Currency, counterfeiters continuing evolution
Tuesday, Oct. 5, 2004 | 10:54 a.m.
With last week's release of the new $50 bill, local law enforcement officials say they are bracing for a spike in counterfeit cash as criminals attempt to deceive cash handlers still unfamiliar with the new bills.
New $50 bills -- like the new $20 bills issued a year ago -- bear a host of features designed to make it nearly impossible to counterfeit. Those include ink that changes color when the bills are turned, watermarks bearing names and images when held up to a light and security threads that spell out words and numerals in microscopic ink that glows under ultraviolet light.
These whizbang features of the new bills aren't stopping counterfeiters from plying their trade as part of organized groups or makeshift enterprises, said Paul Masto, assistant special agent in charge of the Las Vegas field office of the U.S. Secret Service.
"These crooks evolve," he said. "They're like a virus."
Masto, who spoke as part of a panel discussion at the Global Gaming Expo in Las Vegas on Monday, said criminals are still finding ways to pass off fake bills in casinos.
About 75 percent to 80 percent of the roughly $40,000 worth of fake bills confiscated by the Las Vegas field office each week come from casinos or other gaming establishments, said Masto, who manages a counterfeit and identity theft task force across the southwest.
Some crafty cheats are bleaching $5 bills in order to obtain the right kind of paper with embedded security features, he said. Those bills may "feel" right but look wrong, he said.
Computer generated bills can mimic the look of a bill with striking precision but feel wrong because they are often printed on stiff paper, he said.
Those computer generated bills have been known to pass by casino cage employees until they are finally detected by count room workers who are skilled enough money handlers to be able to feel out the fake money without even looking at it, he added.
Bill acceptor manufacturers, casinos and other cash-rich businesses have been working closely with the U.S. Bureau of Engraving and Printing and the Federal Reserve for about a decade to try to head off counterfeit enterprises.

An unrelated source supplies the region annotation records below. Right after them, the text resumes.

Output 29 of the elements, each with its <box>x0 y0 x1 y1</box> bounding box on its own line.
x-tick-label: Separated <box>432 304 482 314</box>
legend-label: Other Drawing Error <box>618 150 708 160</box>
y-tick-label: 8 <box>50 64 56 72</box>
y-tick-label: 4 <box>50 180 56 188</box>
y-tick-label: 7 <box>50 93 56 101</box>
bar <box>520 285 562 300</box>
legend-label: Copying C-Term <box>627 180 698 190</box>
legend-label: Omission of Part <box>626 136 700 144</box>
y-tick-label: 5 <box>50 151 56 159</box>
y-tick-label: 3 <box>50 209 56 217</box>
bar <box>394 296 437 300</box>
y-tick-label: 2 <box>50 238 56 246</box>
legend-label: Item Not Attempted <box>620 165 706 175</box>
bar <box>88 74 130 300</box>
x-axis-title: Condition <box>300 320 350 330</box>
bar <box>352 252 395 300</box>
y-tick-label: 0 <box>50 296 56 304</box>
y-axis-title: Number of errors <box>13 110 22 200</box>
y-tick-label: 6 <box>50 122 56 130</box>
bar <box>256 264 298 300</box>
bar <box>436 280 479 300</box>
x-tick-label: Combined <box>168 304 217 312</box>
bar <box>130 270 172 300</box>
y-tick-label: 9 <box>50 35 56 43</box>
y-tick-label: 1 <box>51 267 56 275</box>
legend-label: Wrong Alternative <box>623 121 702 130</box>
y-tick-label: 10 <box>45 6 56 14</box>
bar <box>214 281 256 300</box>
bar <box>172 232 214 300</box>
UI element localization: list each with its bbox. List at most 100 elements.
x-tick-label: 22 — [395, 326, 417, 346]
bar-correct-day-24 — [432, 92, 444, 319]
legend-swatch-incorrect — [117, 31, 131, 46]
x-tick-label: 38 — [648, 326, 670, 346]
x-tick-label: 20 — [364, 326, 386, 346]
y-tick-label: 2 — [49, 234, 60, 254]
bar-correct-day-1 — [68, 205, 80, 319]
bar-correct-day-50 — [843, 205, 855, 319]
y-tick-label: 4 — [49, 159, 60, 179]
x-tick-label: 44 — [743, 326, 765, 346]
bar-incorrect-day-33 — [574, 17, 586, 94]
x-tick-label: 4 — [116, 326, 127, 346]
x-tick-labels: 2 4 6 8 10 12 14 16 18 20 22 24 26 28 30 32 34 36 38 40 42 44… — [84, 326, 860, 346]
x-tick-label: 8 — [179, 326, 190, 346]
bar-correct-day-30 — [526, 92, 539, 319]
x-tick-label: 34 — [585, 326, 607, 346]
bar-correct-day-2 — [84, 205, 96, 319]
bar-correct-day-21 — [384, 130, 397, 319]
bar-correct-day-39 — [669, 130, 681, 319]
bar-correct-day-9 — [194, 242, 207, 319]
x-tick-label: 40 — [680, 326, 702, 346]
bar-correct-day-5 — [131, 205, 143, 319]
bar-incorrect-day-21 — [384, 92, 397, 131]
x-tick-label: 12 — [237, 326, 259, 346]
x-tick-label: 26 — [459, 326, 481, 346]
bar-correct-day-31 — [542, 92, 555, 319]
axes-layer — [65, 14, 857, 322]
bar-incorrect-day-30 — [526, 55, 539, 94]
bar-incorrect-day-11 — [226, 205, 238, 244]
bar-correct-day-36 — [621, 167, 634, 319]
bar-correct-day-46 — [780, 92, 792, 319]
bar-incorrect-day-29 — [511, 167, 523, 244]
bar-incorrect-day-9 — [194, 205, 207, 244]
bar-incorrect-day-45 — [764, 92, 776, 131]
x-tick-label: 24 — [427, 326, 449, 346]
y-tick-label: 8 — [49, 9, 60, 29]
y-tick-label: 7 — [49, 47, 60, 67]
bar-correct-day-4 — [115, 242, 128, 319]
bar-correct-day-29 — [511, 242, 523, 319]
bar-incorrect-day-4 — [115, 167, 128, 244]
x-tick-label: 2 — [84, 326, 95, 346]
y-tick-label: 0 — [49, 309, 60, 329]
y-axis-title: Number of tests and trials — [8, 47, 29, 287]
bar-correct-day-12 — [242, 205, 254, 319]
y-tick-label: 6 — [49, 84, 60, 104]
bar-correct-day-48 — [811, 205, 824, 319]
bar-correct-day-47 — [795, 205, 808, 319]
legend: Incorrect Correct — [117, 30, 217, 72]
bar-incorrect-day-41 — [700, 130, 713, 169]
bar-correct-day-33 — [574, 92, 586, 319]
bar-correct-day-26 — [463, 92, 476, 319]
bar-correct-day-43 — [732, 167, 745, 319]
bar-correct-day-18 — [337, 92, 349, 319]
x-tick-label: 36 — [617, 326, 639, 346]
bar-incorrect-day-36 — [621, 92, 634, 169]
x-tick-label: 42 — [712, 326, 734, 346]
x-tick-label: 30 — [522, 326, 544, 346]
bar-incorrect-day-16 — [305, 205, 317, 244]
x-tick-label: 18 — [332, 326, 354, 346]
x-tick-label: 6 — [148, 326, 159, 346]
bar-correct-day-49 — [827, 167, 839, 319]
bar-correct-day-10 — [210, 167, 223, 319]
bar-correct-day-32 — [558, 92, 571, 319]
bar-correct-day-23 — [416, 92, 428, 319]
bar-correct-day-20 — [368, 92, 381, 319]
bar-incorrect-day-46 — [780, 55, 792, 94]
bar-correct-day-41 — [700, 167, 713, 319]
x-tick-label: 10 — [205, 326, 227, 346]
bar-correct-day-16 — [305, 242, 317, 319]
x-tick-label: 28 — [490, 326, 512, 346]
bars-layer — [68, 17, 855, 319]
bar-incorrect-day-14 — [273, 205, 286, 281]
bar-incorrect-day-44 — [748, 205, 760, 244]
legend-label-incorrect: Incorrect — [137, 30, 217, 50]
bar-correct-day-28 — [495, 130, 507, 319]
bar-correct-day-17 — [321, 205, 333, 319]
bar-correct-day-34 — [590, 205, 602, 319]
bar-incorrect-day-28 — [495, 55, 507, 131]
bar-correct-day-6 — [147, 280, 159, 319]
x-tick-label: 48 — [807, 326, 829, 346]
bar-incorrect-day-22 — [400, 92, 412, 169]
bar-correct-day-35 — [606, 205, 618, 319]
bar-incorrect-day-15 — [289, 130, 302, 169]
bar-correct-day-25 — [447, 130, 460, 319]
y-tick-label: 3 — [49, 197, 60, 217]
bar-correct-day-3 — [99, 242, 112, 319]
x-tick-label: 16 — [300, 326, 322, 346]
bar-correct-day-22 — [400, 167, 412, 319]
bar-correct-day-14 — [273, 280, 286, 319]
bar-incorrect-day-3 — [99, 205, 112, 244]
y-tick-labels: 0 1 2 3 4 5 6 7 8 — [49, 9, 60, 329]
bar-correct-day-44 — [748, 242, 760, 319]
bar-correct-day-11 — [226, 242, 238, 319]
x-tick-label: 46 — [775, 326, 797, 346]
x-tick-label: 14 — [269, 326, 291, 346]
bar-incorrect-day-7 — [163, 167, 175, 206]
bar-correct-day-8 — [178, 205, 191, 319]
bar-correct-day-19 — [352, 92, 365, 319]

JCM American Corp. of Las Vegas, which makes validators for slot machines, received prototype $50 bills about six months in advance of their release in order to develop software to accept the bills and reject fakes.
Las Vegas casinos and other markets with JCM products were able to accept the new bills well in advance of their release, said David Kubajak, JCM American's director of customer service.
The process works so well now that it is probably easier to pass off fake bills to casino employees rather than stick them into a slot machine for a quick reward, Kubajak said.
It wasn't always that hard.
In 1995, the Secret Service nabbed a counterfeit ring linked with Russian mobsters that had managed to pass up to $650,000 in fake cash through casinos in Las Vegas and Atlantic City over about four months. A member had discovered that slot machine bill validators would accept fake $100 bills, Masto said.
Counterfeiters are devising new fakes as fast as the government can come up with new security features, said Eugenie Foster, cash project leader for the Federal Reserve Board.
"It's a game of leapfrog," said Foster, who also oversaw the first series of anti-counterfeit bills in 1996. "We can't stop what we're doing."
What used to be known as a specialized craft has become a do-it-yourself industry, she said.
Of the $38 million worth of counterfeit money distributed nationwide in 1998, only 10 percent was created digitally, Foster said. In 2001, about 40 percent of the $48 million worth of counterfeit cash was created with computer technology, she said.
Counterfeiters come in all stripes, from enterprising students to hardened criminals and drug addicts, Masto said.
Today's cheats are diversifying into other areas of crime such as drug-making, weapons-running and identity theft, he said. Agents are discovering methamphetamine labs with counterfeit money or identity theft kits nearby, he said.
While counterfeiting remains a constant problem, it's still only a "spit in the ocean" when compared to the billions of dollars of cash that are passed through Nevada casinos each year, Masto said.
In 2003, fewer than one counterfeit note was found for every $25,000 in circulation, Foster said.
About a year from now, the Federal Reserve will distribute a new $10 bill based on the same technology as the $20 and $50 bills. A new $100 bill will follow sometime thereafter. The government won't redesign $1 and $2 bills because there's a relatively small chance that cheats will fake smaller denomination bills, though the $5 bill may be redesigned at some point, Foster said.